Mendengar penjelasan Juan, mata Warna menyipit, menilik lelaki di hadapannya dengan intens. "Kamu, mencari tahunya? Obat yang Faran konsumsi, kamu benar-benar mencari tahu tentang obat itu?" Di samping lega karena Faran tak benar-benar menjadi pecandu, Warna juga senang saat tahu Juan mau menelisik lebih dalam tentang kasus yang ada.
Juan menggumam kecil guna menjawab tanya Warna. Walau pada kenyataannya, sedari awal ia sudah tahu tentang itu semua.
"Itu artinya, tuduhan tentang Faran itu tidak benar, 'kan? Harusnya kit—"
"Yang jadi permasalahan sekarang itu bukan lagi soal Faran pecandu atau bukan. Tapi, tindak kekerasan yang Faran lakukan, yang bikin kita harus mengambil keputusan drop out ini."
Sejenak Warna terdiam. Kembali kecewa. "Kalau gitu, saya harus bicara dengan pihak keluarga Dito dan juga keluarga Faran. Mereka harus bertemu dan membicarakan ini secara kekeluargaan."

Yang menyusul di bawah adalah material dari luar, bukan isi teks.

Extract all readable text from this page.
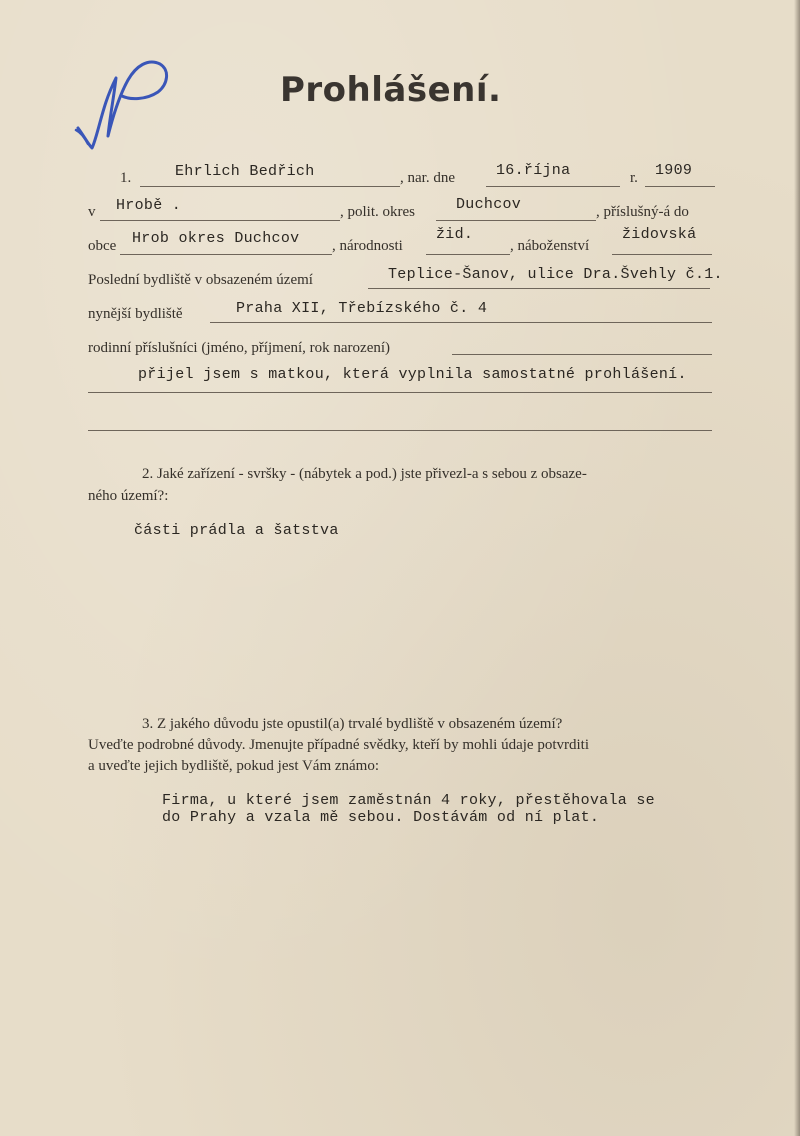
Prohlášení.
1.	Ehrlich Bedřich	, nar. dne	16.října	r. 1909
v Hrobě .	, polit. okres	Duchcov	, příslušný-á do
obce Hrob okres Duchcov , národnosti
žid.
, náboženství
židovská
Poslední bydliště v obsazeném území	Teplice-Šanov, ulice Dra.Švehly č.1.
nynější bydliště	Praha XII, Třebízského č. 4
rodinní příslušníci (jméno, příjmení, rok narození)
přijel jsem s matkou, která vyplnila samostatné prohlášení.
2. Jaké zařízení - svršky - (nábytek a pod.) jste přivezl-a s sebou z obsaze-
ného území?:
části prádla a šatstva
3. Z jakého důvodu jste opustil(a) trvalé bydliště v obsazeném území?
Uveďte podrobné důvody. Jmenujte případné svědky, kteří by mohli údaje potvrditi
a uveďte jejich bydliště, pokud jest Vám známo:
Firma, u které jsem zaměstnán 4 roky, přestěhovala se
do Prahy a vzala mě sebou. Dostávám od ní plat.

"Saya tidak yakin dengan hal ini."
Mendengar pemaparan Juan, Warna mendengus. "Kayaknya emang cuma saya yang berjuang untuk Faran di sini." Tentu saja, seandainya Juan mau berdiri di pihaknya, kemungkinan untuk mempertahankan Faran di Yuasa cukup banyak.

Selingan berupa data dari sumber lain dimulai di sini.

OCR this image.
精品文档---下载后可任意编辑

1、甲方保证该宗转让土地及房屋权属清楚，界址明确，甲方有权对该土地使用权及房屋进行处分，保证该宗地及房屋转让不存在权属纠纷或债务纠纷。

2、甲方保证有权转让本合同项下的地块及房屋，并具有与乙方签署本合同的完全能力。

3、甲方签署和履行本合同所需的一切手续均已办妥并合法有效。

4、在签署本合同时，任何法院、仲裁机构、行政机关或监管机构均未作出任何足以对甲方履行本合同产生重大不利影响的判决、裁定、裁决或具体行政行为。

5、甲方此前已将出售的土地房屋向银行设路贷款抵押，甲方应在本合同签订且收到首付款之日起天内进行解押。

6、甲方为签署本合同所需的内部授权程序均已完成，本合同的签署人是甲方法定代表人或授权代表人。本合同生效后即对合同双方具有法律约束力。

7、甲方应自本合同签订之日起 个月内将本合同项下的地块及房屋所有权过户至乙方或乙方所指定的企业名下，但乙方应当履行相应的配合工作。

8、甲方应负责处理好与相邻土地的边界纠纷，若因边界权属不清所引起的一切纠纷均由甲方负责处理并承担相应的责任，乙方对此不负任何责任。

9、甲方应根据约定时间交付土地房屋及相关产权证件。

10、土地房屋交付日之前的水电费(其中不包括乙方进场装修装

Panjang, Juan menarik napas. Menghimpun udara positif sebanyak mungkin dalam dada. "Memperjuangkan seseorang yang bahkan tidak ingin berjuang untuk dirinya sendiri, bukankan itu tindakan bodoh?" Warna hanya tidak tahu saja kalau sebelumnya Juan pun sudah bertemu dengan pihak keluarga Dito. Dan, sangat sulit sekali meminta pengertian mereka.
Lidah Warna kelu. Kata-kata Juan menyentil keras hatinya dengan tiba-tiba.

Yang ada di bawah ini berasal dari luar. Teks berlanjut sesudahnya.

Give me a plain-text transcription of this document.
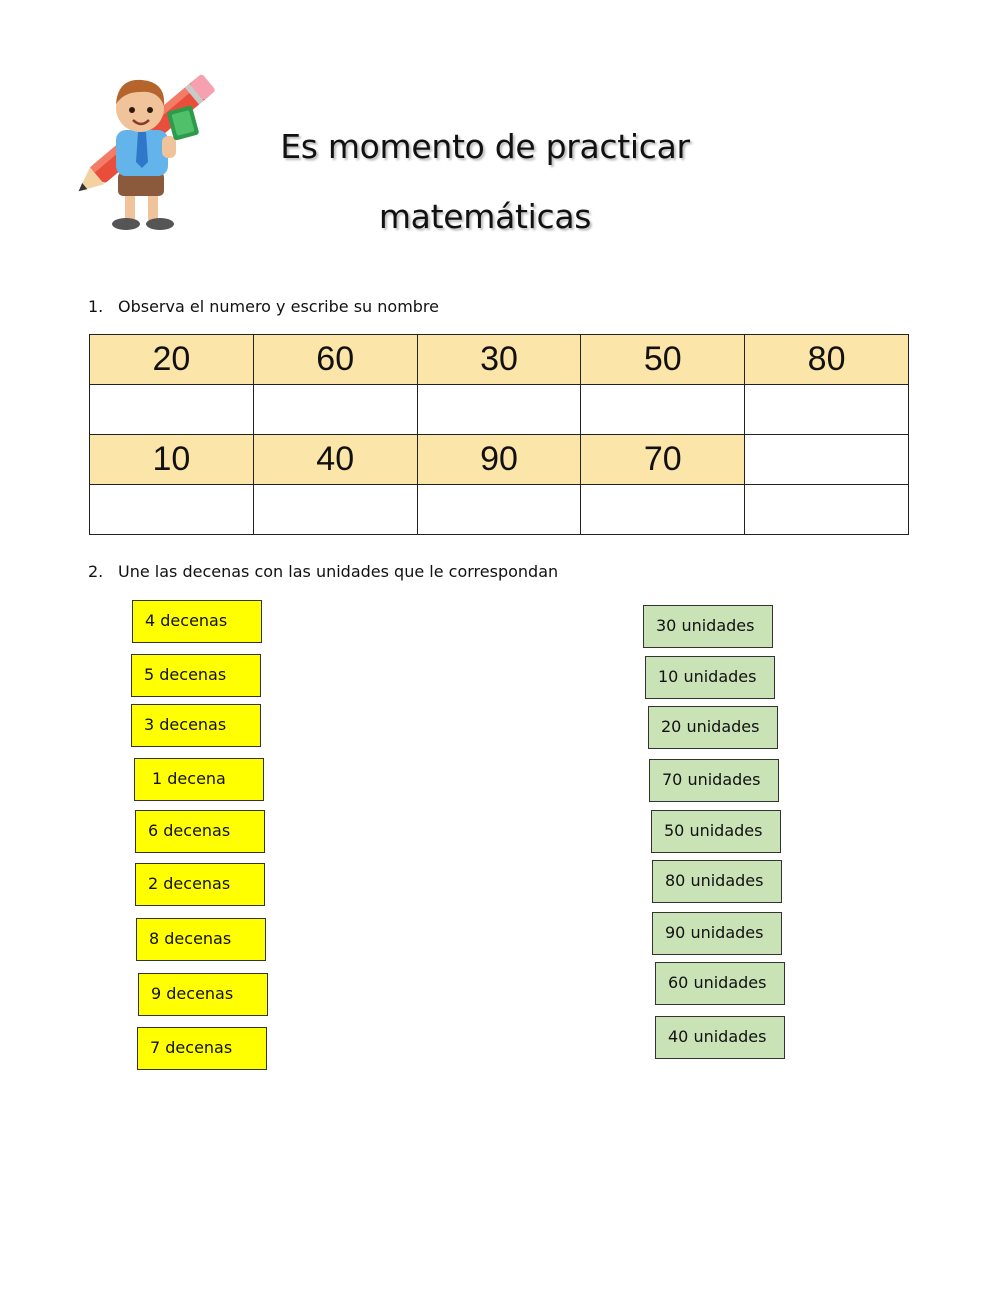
Es momento de practicar
matemáticas
1. Observa el numero y escribe su nombre
20	60	30	50	80

10	40	90	70	

2. Une las decenas con las unidades que le correspondan
4 decenas
5 decenas
3 decenas
1 decena
6 decenas
2 decenas
8 decenas
9 decenas
7 decenas
30 unidades
10 unidades
20 unidades
70 unidades
50 unidades
80 unidades
90 unidades
60 unidades
40 unidades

"Kita tidak bisa terus memaksa orang untuk terus bertahan. Kadang, manusia perlu menyerah untuk tahu kalau mereka punya sisi terlemah dalam hidup mereka."
Warna tidak benar-benar paham apa maksud Juan. Namun, lelaki dengan pakaian serba hitam itu tampak sedang membicarakan dirinya saat ini. Juan sedang menyindir dirinya.
Selama ini, ia berjuang untuk mempertahankan banyak hal dalam hidupnya. Tak hanya tentang Faran, juga tentang rasa yang selama ini bersemayam dalam dada. Termasuk rasa untuk Wira yang faktanya masih ia perjuangkan dan pertahankan sampai saat ini.